Explain to students how the recycling process works. Cans are taken by consumer to a recycling facility (supermarkets often have them) and many states offer a five or ten cent refund in return for each can.  The aluminum cans are melted down and made into new aluminum cans.  This process saves a lot of money for American citizens.  Not only do we save on the cost of hauling away aluminum cans to a landfill, but we also save on the cost of soda and other beverages because it costs so much less to make the aluminum containers when using recycled material!

Show students a small round sticker.  On this round sticker, write the amount of refund that your state gives for recycling one aluminum can.  Place your aluminum can in a collection box and affix your sticker to the "Week 1" column of the Recycling Chart.

Explain to students that this is the beginning of a month-long class-recycling project.  Each aluminum can a student brings in will be added to the collection box and he/she will get to add one sticker to that week's tally.  At the end of each week, the class will tally up how much money they will have earned once the cans are brought to a recycling facility.  The collection period will last four weeks.  After that, students will be able to decide how their earnings can be spent in an environmentally friendly way that will improve their school.

At the end of each week, bring the cans to a local supermarket and recycle them.  Bring the change into class and place it in a class bank.  When the month of collection is up, have students total up the total amount of money they earned.

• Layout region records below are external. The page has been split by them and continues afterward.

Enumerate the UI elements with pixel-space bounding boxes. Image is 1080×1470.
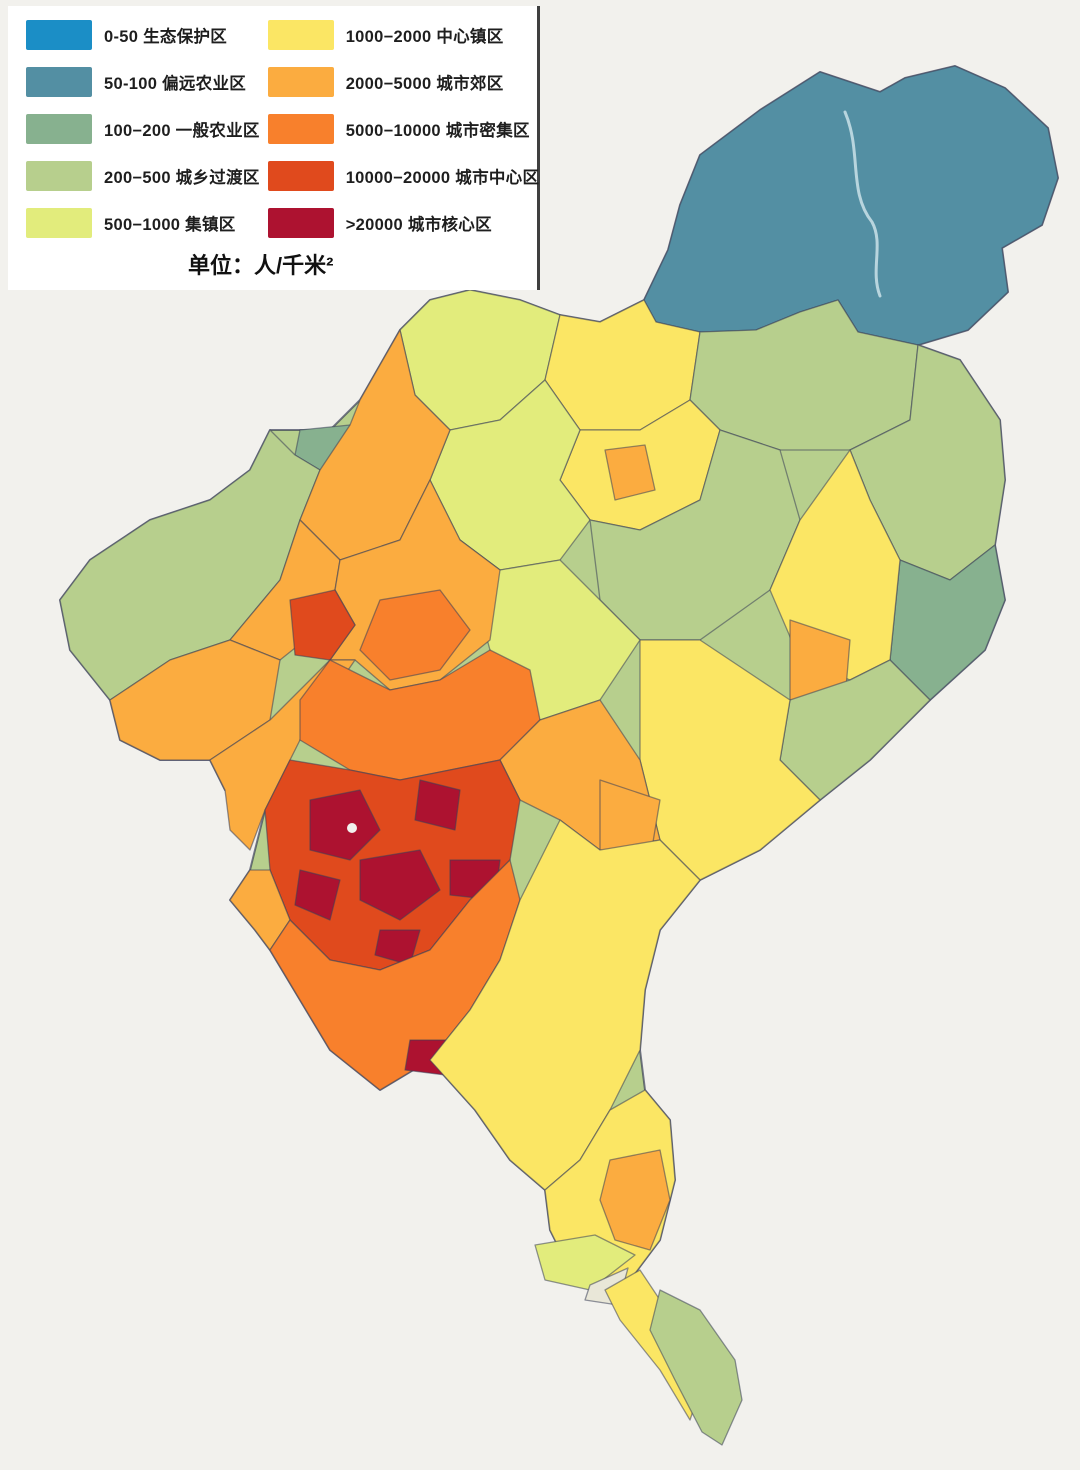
river-line xyxy=(843,110,882,298)
legend-item-label: 5000−10000 城市密集区 xyxy=(345,122,530,140)
legend-swatch xyxy=(26,67,92,97)
legend-item: 50-100 偏远农业区 xyxy=(26,67,260,97)
legend-item: 2000−5000 城市郊区 xyxy=(267,67,540,97)
legend-column-left: 0-50 生态保护区 50-100 偏远农业区 100−200 一般农业区 20… xyxy=(26,20,260,238)
legend-columns: 0-50 生态保护区 50-100 偏远农业区 100−200 一般农业区 20… xyxy=(26,20,539,238)
legend-swatch xyxy=(26,20,92,50)
legend-item-label: 500−1000 集镇区 xyxy=(104,216,236,234)
legend-item-label: 100−200 一般农业区 xyxy=(104,122,260,140)
legend-item: 0-50 生态保护区 xyxy=(26,20,260,50)
map-region-core-red-2 xyxy=(359,849,441,921)
legend-item-label: 0-50 生态保护区 xyxy=(104,28,228,46)
legend-column-right: 1000−2000 中心镇区 2000−5000 城市郊区 5000−10000… xyxy=(267,20,540,238)
map-region-core-red-4 xyxy=(414,779,461,831)
legend-unit-label: 单位：人/千米² xyxy=(188,253,334,278)
map-region-island-green xyxy=(649,1289,743,1446)
map-region-core-red-3 xyxy=(294,869,341,921)
legend-item-label: 200−500 城乡过渡区 xyxy=(104,169,260,187)
legend-item-label: 50-100 偏远农业区 xyxy=(104,75,247,93)
map-region-north-teal xyxy=(643,65,1059,346)
legend-swatch xyxy=(26,161,92,191)
legend-item: 500−1000 集镇区 xyxy=(26,208,260,238)
legend-item: >20000 城市核心区 xyxy=(267,208,540,238)
legend-item-label: >20000 城市核心区 xyxy=(345,216,492,234)
legend-swatch xyxy=(267,67,334,97)
legend-swatch xyxy=(267,161,334,191)
map-region-island-yellowgreen xyxy=(534,1234,636,1291)
legend-item: 200−500 城乡过渡区 xyxy=(26,161,260,191)
legend-item: 5000−10000 城市密集区 xyxy=(267,114,540,144)
legend-item: 1000−2000 中心镇区 xyxy=(267,20,540,50)
map-region-panyu-yellow xyxy=(429,819,701,1191)
legend-item: 100−200 一般农业区 xyxy=(26,114,260,144)
map-region-west-orange-3 xyxy=(109,639,281,761)
map-region-central-orange-patch xyxy=(604,444,656,501)
legend-item-label: 1000−2000 中心镇区 xyxy=(345,28,504,46)
legend-item-label: 10000−20000 城市中心区 xyxy=(345,169,540,187)
map-region-west-deep-orange xyxy=(359,589,471,681)
legend-swatch xyxy=(26,114,92,144)
legend-item: 10000−20000 城市中心区 xyxy=(267,161,540,191)
core-lake-dot xyxy=(347,823,357,833)
map-region-core-red-1 xyxy=(309,789,381,861)
map-region-nansha-orange xyxy=(599,1149,671,1251)
legend-item-label: 2000−5000 城市郊区 xyxy=(345,75,504,93)
map-region-west-redorange-patch xyxy=(289,589,356,661)
legend-swatch xyxy=(267,114,334,144)
legend-swatch xyxy=(26,208,92,238)
legend-swatch xyxy=(267,208,334,238)
legend-panel: 0-50 生态保护区 50-100 偏远农业区 100−200 一般农业区 20… xyxy=(8,6,540,290)
legend-swatch xyxy=(267,20,334,50)
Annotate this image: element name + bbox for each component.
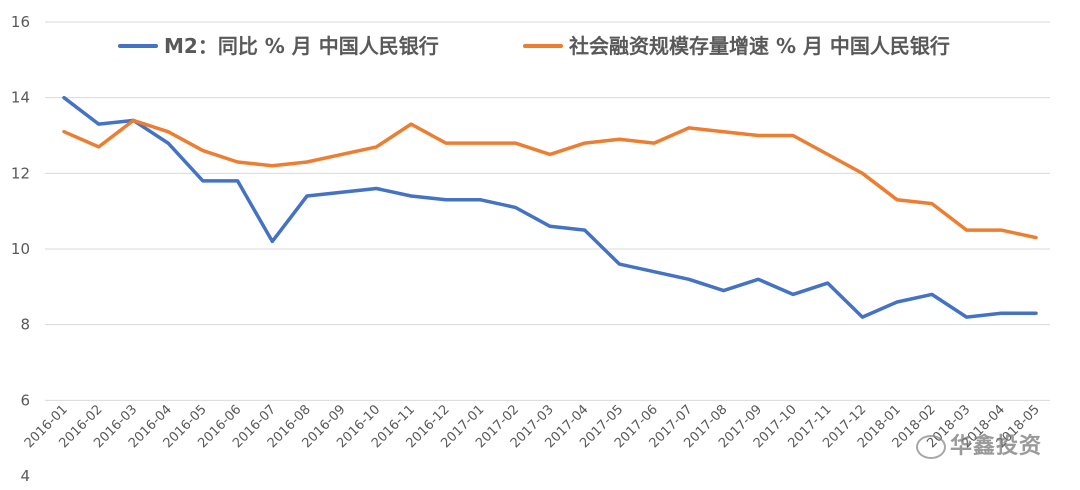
y-tick-label: 8 [20,316,30,334]
series-line-2 [62,118,1038,240]
watermark-text: 华鑫投资 [949,434,1042,459]
x-axis-ticks: 2016-012016-022016-032016-042016-052016-… [22,402,1043,451]
series-line-1 [62,95,1038,319]
y-tick-label: 6 [20,391,30,409]
series-lines [62,95,1038,319]
gridlines [45,21,1050,401]
legend-label-1: M2：同比 % 月 中国人民银行 [164,34,439,58]
legend-label-2: 社会融资规模存量增速 % 月 中国人民银行 [568,34,950,58]
y-tick-label: 12 [11,164,30,182]
y-axis-ticks: 4 6 8 10 12 14 16 [11,13,30,485]
y-tick-label: 16 [11,13,30,31]
legend: M2：同比 % 月 中国人民银行 社会融资规模存量增速 % 月 中国人民银行 [118,34,950,58]
y-tick-label: 4 [20,467,30,485]
wechat-icon [915,435,946,459]
y-tick-label: 14 [11,89,30,107]
y-tick-label: 10 [11,240,30,258]
watermark: 华鑫投资 [915,428,1042,460]
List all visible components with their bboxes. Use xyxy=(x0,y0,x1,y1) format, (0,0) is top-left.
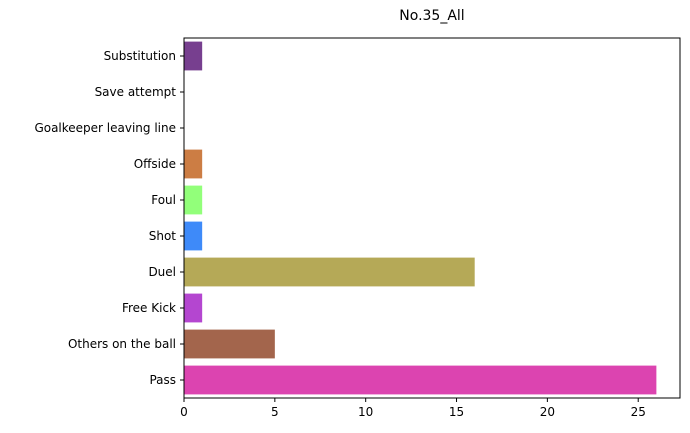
y-tick-label-goalkeeper-leaving-line: Goalkeeper leaving line xyxy=(34,121,176,135)
x-tick-label-25: 25 xyxy=(631,405,646,419)
bar-free-kick xyxy=(184,293,203,323)
bar-duel xyxy=(184,257,475,287)
x-tick-label-5: 5 xyxy=(271,405,279,419)
x-tick-label-0: 0 xyxy=(180,405,188,419)
bar-foul xyxy=(184,185,203,215)
bar-shot xyxy=(184,221,203,251)
x-tick-label-20: 20 xyxy=(540,405,555,419)
chart-title: No.35_All xyxy=(399,8,464,24)
y-axis-ticks: Pass Others on the ball Free Kick Duel Shot F… xyxy=(34,49,184,387)
y-tick-label-foul: Foul xyxy=(151,193,176,207)
y-tick-label-substitution: Substitution xyxy=(104,49,176,63)
y-tick-label-offside: Offside xyxy=(134,157,176,171)
bar-others-on-the-ball xyxy=(184,329,275,359)
bar-offside xyxy=(184,149,203,179)
x-tick-label-15: 15 xyxy=(449,405,464,419)
bar-substitution xyxy=(184,41,203,71)
x-axis-ticks: 0 5 10 15 20 25 xyxy=(180,398,646,419)
y-tick-label-shot: Shot xyxy=(149,229,177,243)
bars-group xyxy=(184,41,657,395)
y-tick-label-duel: Duel xyxy=(148,265,176,279)
bar-pass xyxy=(184,365,657,395)
plot-frame xyxy=(183,37,681,399)
y-tick-label-others-on-the-ball: Others on the ball xyxy=(68,337,176,351)
y-tick-label-save-attempt: Save attempt xyxy=(95,85,177,99)
y-tick-label-pass: Pass xyxy=(149,373,176,387)
x-tick-label-10: 10 xyxy=(358,405,373,419)
y-tick-label-free-kick: Free Kick xyxy=(122,301,176,315)
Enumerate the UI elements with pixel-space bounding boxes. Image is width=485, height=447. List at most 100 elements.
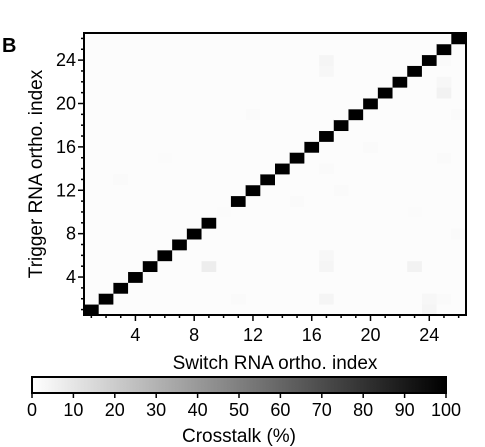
heatmap-cell <box>407 195 423 207</box>
heatmap-cell <box>451 33 467 45</box>
heatmap-cell <box>451 206 467 218</box>
heatmap-cell <box>436 293 452 305</box>
colorbar-tick-label: 50 <box>229 400 249 420</box>
heatmap-cell <box>333 119 349 132</box>
heatmap-cell <box>216 195 232 207</box>
heatmap-cell <box>201 87 217 99</box>
heatmap-cell <box>407 54 423 66</box>
heatmap-cell <box>98 119 114 132</box>
x-tick-label: 12 <box>243 325 263 345</box>
heatmap-cell <box>407 152 423 164</box>
heatmap-cell <box>436 141 452 153</box>
heatmap-cell <box>392 33 408 45</box>
heatmap-cell <box>113 152 129 164</box>
heatmap-cell <box>186 217 202 229</box>
heatmap-cell <box>289 249 305 262</box>
heatmap-cell <box>289 271 305 283</box>
heatmap-cell <box>201 249 217 262</box>
heatmap-cell <box>407 260 423 273</box>
heatmap-cell <box>157 304 173 316</box>
heatmap-cell <box>451 87 467 99</box>
colorbar-tick-label: 90 <box>395 400 415 420</box>
colorbar-tick-label: 80 <box>353 400 373 420</box>
heatmap-cell <box>333 174 349 186</box>
heatmap-cell <box>289 260 305 273</box>
heatmap-cell <box>348 228 364 240</box>
colorbar-tick-label: 30 <box>146 400 166 420</box>
heatmap-cell <box>201 228 217 240</box>
heatmap-cell <box>230 141 247 153</box>
heatmap-cell <box>407 174 423 186</box>
plot-frame <box>83 32 467 316</box>
heatmap-cell <box>319 43 335 56</box>
heatmap-cell <box>436 43 452 56</box>
heatmap-cell <box>333 98 349 110</box>
heatmap-cell <box>128 195 144 207</box>
heatmap-cell <box>84 217 100 229</box>
heatmap-cell <box>216 239 232 251</box>
heatmap-cell <box>377 163 393 175</box>
heatmap-cell <box>407 184 423 197</box>
heatmap-cell <box>377 228 393 240</box>
heatmap-cell <box>142 260 158 273</box>
heatmap-cell <box>245 282 261 294</box>
heatmap-cell <box>172 87 188 99</box>
heatmap-cell <box>113 119 129 132</box>
heatmap-cell <box>84 43 100 56</box>
heatmap-cell <box>304 119 320 132</box>
heatmap-cell <box>363 163 379 175</box>
heatmap-cell <box>113 195 129 207</box>
heatmap-cell <box>333 87 349 99</box>
heatmap-cell <box>186 228 202 240</box>
heatmap-cell <box>333 293 349 305</box>
heatmap-cell <box>157 141 173 153</box>
heatmap-cell <box>451 271 467 283</box>
heatmap-cell <box>201 130 217 142</box>
heatmap-cell <box>304 184 320 197</box>
heatmap-cell <box>172 119 188 132</box>
heatmap-cell <box>84 87 100 99</box>
heatmap-cell <box>245 141 261 153</box>
heatmap-cell <box>363 87 379 99</box>
heatmap-cell <box>451 76 467 88</box>
heatmap-cell <box>436 184 452 197</box>
heatmap-cell <box>113 293 129 305</box>
heatmap-cell <box>128 163 144 175</box>
heatmap-cell <box>113 239 129 251</box>
heatmap-cell <box>230 76 247 88</box>
heatmap-cell <box>348 54 364 66</box>
heatmap-cell <box>216 304 232 316</box>
heatmap-cell <box>186 141 202 153</box>
heatmap-cell <box>142 249 158 262</box>
heatmap-cell <box>333 239 349 251</box>
heatmap-cell <box>172 141 188 153</box>
heatmap-cell <box>113 108 129 121</box>
heatmap-cell <box>157 195 173 207</box>
heatmap-cell <box>260 163 276 175</box>
heatmap-cell <box>172 163 188 175</box>
heatmap-cell <box>201 119 217 132</box>
heatmap-cell <box>157 174 173 186</box>
heatmap-cell <box>289 239 305 251</box>
heatmap-cell <box>157 260 173 273</box>
heatmap-cell <box>333 141 349 153</box>
heatmap-cell <box>172 260 188 273</box>
heatmap-cell <box>142 217 158 229</box>
heatmap-cell <box>407 65 423 77</box>
heatmap-cell <box>377 43 393 56</box>
heatmap-cell <box>186 282 202 294</box>
heatmap-cell <box>142 228 158 240</box>
heatmap-cell <box>128 119 144 132</box>
heatmap-cell <box>186 239 202 251</box>
heatmap-cell <box>186 152 202 164</box>
heatmap-cell <box>84 76 100 88</box>
heatmap-cell <box>230 249 247 262</box>
heatmap-cell <box>289 130 305 142</box>
heatmap-cell <box>348 98 364 110</box>
heatmap-cell <box>84 260 100 273</box>
heatmap-cell <box>392 43 408 56</box>
heatmap-cell <box>230 271 247 283</box>
heatmap-cell <box>407 206 423 218</box>
heatmap-cell <box>333 76 349 88</box>
heatmap-cell <box>392 249 408 262</box>
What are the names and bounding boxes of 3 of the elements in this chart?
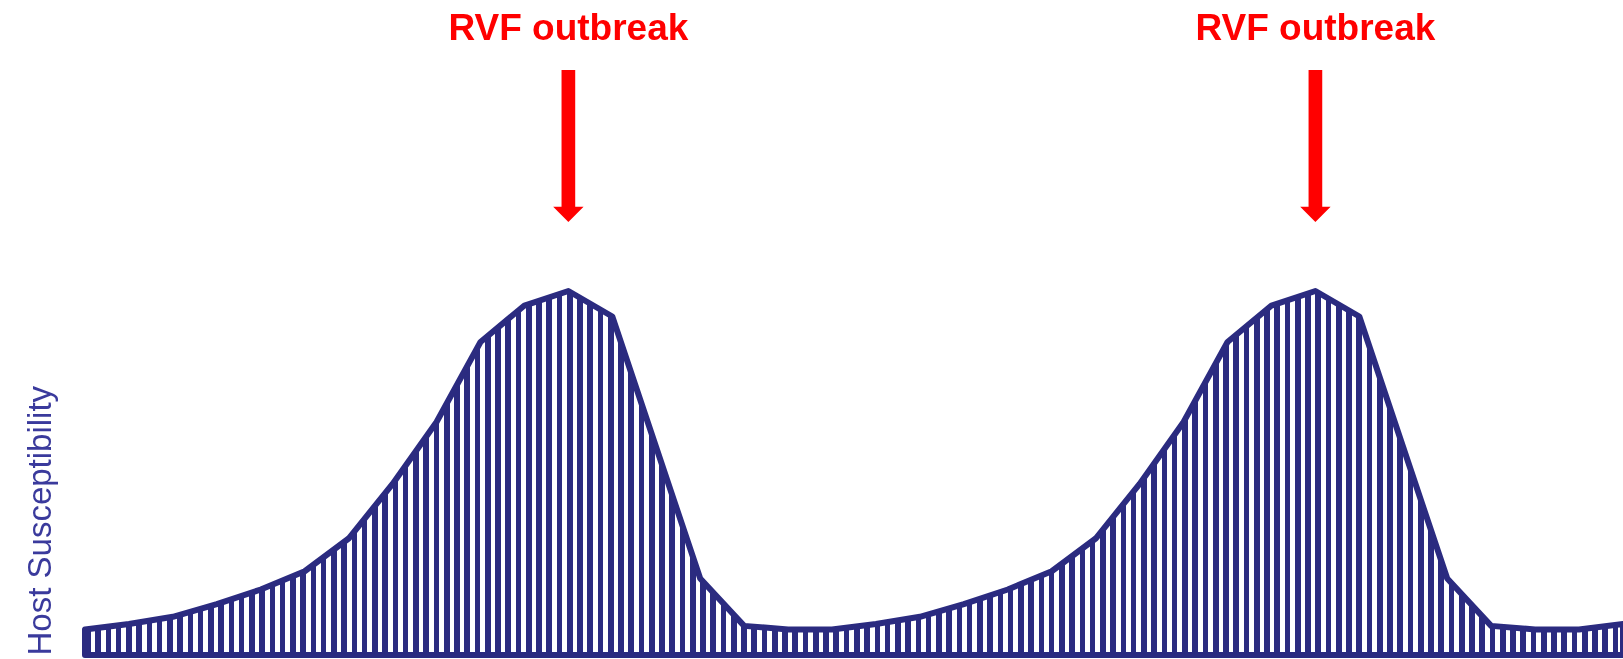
text: RVF outbreak: [1195, 7, 1436, 48]
text: RVF outbreak: [448, 7, 689, 48]
y-axis-title: Host Susceptibility: [20, 385, 58, 656]
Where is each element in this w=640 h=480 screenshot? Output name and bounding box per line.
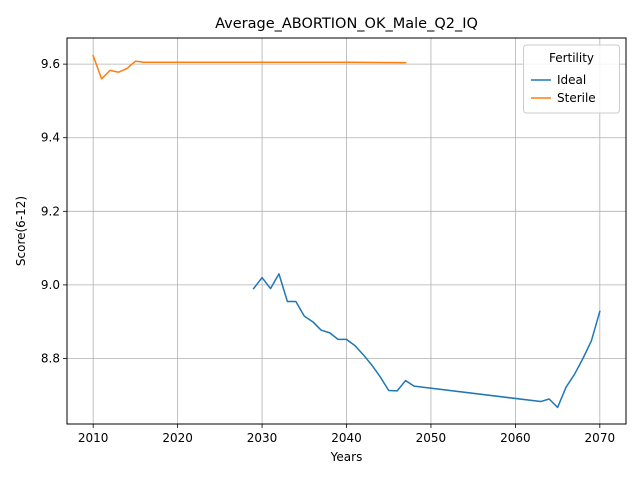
- x-tick-label: 2050: [416, 431, 447, 445]
- y-tick-label: 9.4: [41, 131, 60, 145]
- x-axis-label: Years: [330, 450, 363, 464]
- x-tick-label: 2040: [331, 431, 362, 445]
- y-tick-label: 9.2: [41, 204, 60, 218]
- legend-box: [523, 44, 620, 114]
- series-lines: [92, 54, 601, 409]
- legend-label-sterile: Sterile: [557, 91, 596, 105]
- x-tick-label: 2010: [78, 431, 109, 445]
- y-tick-label: 9.6: [41, 57, 60, 71]
- legend: Fertility Ideal Sterile: [523, 44, 620, 114]
- axis-ticks: 2010 2020 2030 2040 2050 2060 2070 8.8 9.0 9.2 9.4…: [41, 57, 615, 445]
- x-tick-label: 2060: [500, 431, 531, 445]
- legend-label-ideal: Ideal: [557, 73, 586, 87]
- y-tick-label: 8.8: [41, 352, 60, 366]
- series-line-ideal: [252, 273, 601, 409]
- y-axis-label: Score(6-12): [14, 196, 28, 266]
- legend-title: Fertility: [549, 51, 594, 65]
- grid-lines: [67, 38, 626, 424]
- series-line-sterile: [92, 54, 407, 80]
- y-tick-label: 9.0: [41, 278, 60, 292]
- x-tick-label: 2020: [162, 431, 193, 445]
- chart-title: Average_ABORTION_OK_Male_Q2_IQ: [215, 16, 478, 32]
- x-tick-label: 2070: [585, 431, 616, 445]
- x-tick-label: 2030: [247, 431, 278, 445]
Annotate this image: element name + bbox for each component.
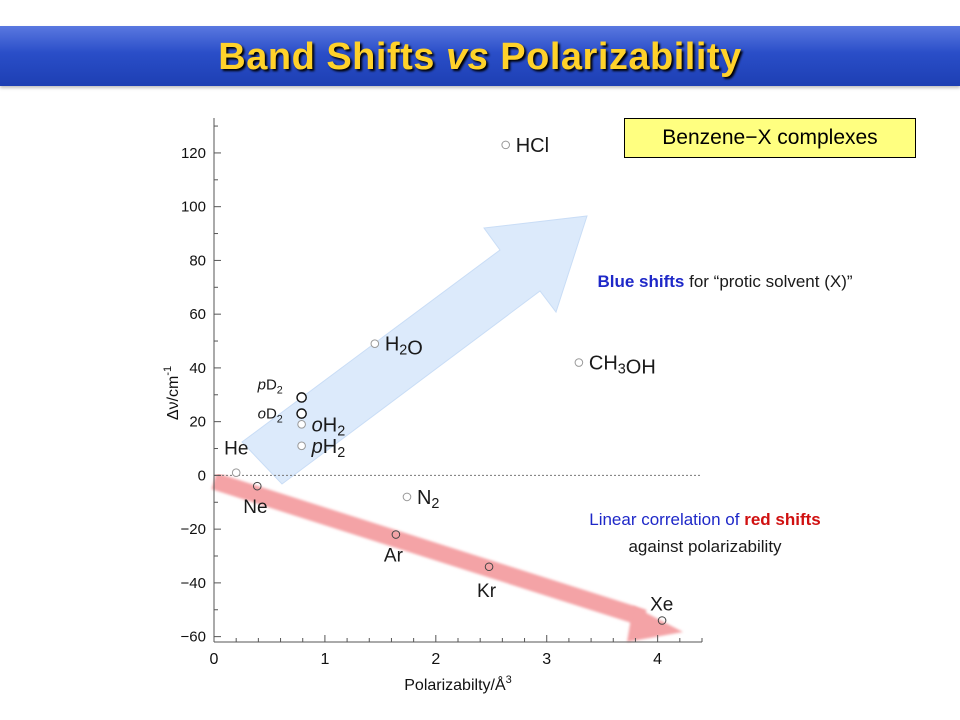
label-subscript: 2 [277,384,283,396]
label-part: H [385,334,399,356]
blue-shift-arrow [241,215,588,485]
label-subscript: 2 [431,496,439,512]
label-part: O [407,338,423,360]
x-axis-label-sup: 3 [506,674,512,686]
x-tick-label: 4 [653,651,662,668]
title-part1: Band Shifts [218,36,446,78]
label-part: CH [589,353,618,375]
point-kr [484,562,494,572]
label-part: Ne [243,497,267,518]
point-label-ar: Ar [384,546,404,567]
point-ar [391,530,401,539]
label-part: Ar [384,546,404,567]
point-hcl [501,140,510,150]
point-label-ch3oh: CH3OH [589,353,656,379]
y-axis-label-text: Δν/cm [165,376,182,420]
red-note-bold: red shifts [744,510,821,529]
title-emph: vs [445,36,490,78]
label-part: He [224,439,248,460]
red-shift-note: Linear correlation of red shifts against… [520,506,890,560]
blue-shift-note: Blue shifts for “protic solvent (X)” [520,272,930,292]
point-label-hcl: HCl [516,135,549,157]
red-shift-arrow [211,472,683,642]
x-axis-label: Polarizabilty/Å3 [404,674,512,694]
label-prefix: p [257,376,266,393]
blue-note-bold: Blue shifts [597,272,685,291]
x-tick-label: 0 [210,651,219,668]
label-prefix: o [258,406,266,423]
title-bar [0,26,960,86]
label-part: D [266,376,277,393]
label-part: N [417,487,431,509]
label-part: OH [626,357,656,379]
point-ch3oh [574,358,584,367]
y-tick-label: 120 [181,145,206,162]
label-part: D [266,406,277,423]
slide-title: Band Shifts vs Polarizability [0,28,960,86]
y-tick-label: −20 [181,521,206,538]
label-subscript: 2 [277,414,283,426]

Have students decide what environmentally friendly gift they could purchase for their school.  Perhaps their earnings could purchase a few flowers, or maybe even a tree, that could be planted in the schoolyard in Spring!

Extension

This activity could be extended as a competition between classes and/or grades to see who can raise the most money for the school.  All of the proceeds could go towards a larger school project, like building a school courtyard.

Standards

The project described above reflects some of the national standards of learning as defined by the National Council for the Social Studies (NCSS), the National Council for Teachers of English (NCTE), and the International Society for Technology in Education.  These standards are listed below:

Mathematics Standards

Number and Operations:  Students will use multiplication and addition in order to calculate their earnings. Measurement:  Students will use multiplication and addition in order to calculate their earnings.

Social Studies Standards

Civic Ideals and Practices:  Students will explore the value of recycling.  Students will also consider the importance of giving back to their school community.